Recipe: Ruth Pretty Photos: Murray Lloyd
RECIPE: STICKY PORK RIBS
2kg-3kg pork spare ribs (you’ll never have enough)
2 teaspoons salt
Melissa’s Barbecue Marinade (recipe below)
Place ribs and salt in a large pot. Cover with water and bring to a boil. Reduce heat and simmer for 30-45 minutes or until tender. Remove ribs from the pot and allow to cool.
Lightly grease one or two roasting trays with baking spray.
Arrange ribs in one layer and pour over Melissa’s Barbecue Marinade (see recipe).

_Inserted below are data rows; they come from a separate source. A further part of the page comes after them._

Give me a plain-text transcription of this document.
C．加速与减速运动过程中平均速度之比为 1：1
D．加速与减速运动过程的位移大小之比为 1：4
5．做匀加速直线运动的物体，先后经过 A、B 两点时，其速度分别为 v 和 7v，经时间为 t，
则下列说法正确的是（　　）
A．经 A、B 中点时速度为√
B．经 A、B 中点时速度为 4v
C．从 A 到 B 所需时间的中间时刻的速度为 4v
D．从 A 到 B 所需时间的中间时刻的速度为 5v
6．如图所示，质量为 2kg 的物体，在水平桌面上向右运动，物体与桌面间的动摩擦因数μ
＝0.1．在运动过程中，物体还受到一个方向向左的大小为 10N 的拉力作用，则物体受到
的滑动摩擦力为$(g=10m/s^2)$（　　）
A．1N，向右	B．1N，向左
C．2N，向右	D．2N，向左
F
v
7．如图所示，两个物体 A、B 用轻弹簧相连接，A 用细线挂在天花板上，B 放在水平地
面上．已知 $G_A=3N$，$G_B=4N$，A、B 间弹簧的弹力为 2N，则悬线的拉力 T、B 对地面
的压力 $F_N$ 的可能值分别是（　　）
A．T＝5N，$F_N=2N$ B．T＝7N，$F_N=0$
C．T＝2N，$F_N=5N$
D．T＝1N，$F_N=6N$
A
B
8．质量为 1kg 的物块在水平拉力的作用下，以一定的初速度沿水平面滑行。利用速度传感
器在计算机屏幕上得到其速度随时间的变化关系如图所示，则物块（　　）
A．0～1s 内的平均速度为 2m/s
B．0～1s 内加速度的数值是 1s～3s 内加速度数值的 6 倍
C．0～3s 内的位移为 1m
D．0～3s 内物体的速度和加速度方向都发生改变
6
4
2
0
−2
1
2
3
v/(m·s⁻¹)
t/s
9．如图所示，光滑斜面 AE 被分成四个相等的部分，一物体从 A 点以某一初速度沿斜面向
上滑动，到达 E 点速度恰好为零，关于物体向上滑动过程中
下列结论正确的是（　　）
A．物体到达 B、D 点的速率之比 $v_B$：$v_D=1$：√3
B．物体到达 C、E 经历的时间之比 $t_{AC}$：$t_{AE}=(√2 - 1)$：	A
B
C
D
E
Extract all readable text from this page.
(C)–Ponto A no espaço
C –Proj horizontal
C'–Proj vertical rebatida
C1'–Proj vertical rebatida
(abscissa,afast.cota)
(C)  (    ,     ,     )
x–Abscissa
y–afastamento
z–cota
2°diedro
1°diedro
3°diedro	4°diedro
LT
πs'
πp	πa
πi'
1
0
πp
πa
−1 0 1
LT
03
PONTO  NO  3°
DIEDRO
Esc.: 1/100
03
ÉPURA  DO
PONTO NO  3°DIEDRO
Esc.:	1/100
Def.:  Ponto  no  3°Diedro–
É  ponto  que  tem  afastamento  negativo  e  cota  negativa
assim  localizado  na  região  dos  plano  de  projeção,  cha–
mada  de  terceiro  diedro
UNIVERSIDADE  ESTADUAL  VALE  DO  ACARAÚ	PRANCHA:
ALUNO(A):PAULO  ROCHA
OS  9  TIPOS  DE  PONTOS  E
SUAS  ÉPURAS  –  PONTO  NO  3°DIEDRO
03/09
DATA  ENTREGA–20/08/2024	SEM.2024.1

Toss to combine rearranging ribs to sit neatly and refrigerate for 1 hour or for up to 2 days.
Preheat oven to 165°C. Cover trays with foil and bake ribs for 1 hour or until browned and sticky. Use a metal scraper to remove from trays and serve immediately. Serves 8
Melissa’s Barbecue Marinade
Heat 2 tablespoons olive oil in a saucepan. Add 4 cloves finely chopped garlic and cook over low heat for 1-2 minutes without colouring.
Add 1 cup Wattie’s tomato sauce, ½ cup tamari soy sauce, 4 tablespoons American mustard, ½ cup sugar, 1 teaspoon freshly ground black pepper, 4 tablespoons lemon juice and 1 tablespoon Worcestershire sauce. Stir until the sugar is dissolved, then increase the heat and bring to a boil.
Simmer for 15 minutes, then remove from heat and allow to cool. Transfer to a lidded container and store in fridge until required. Freezes well.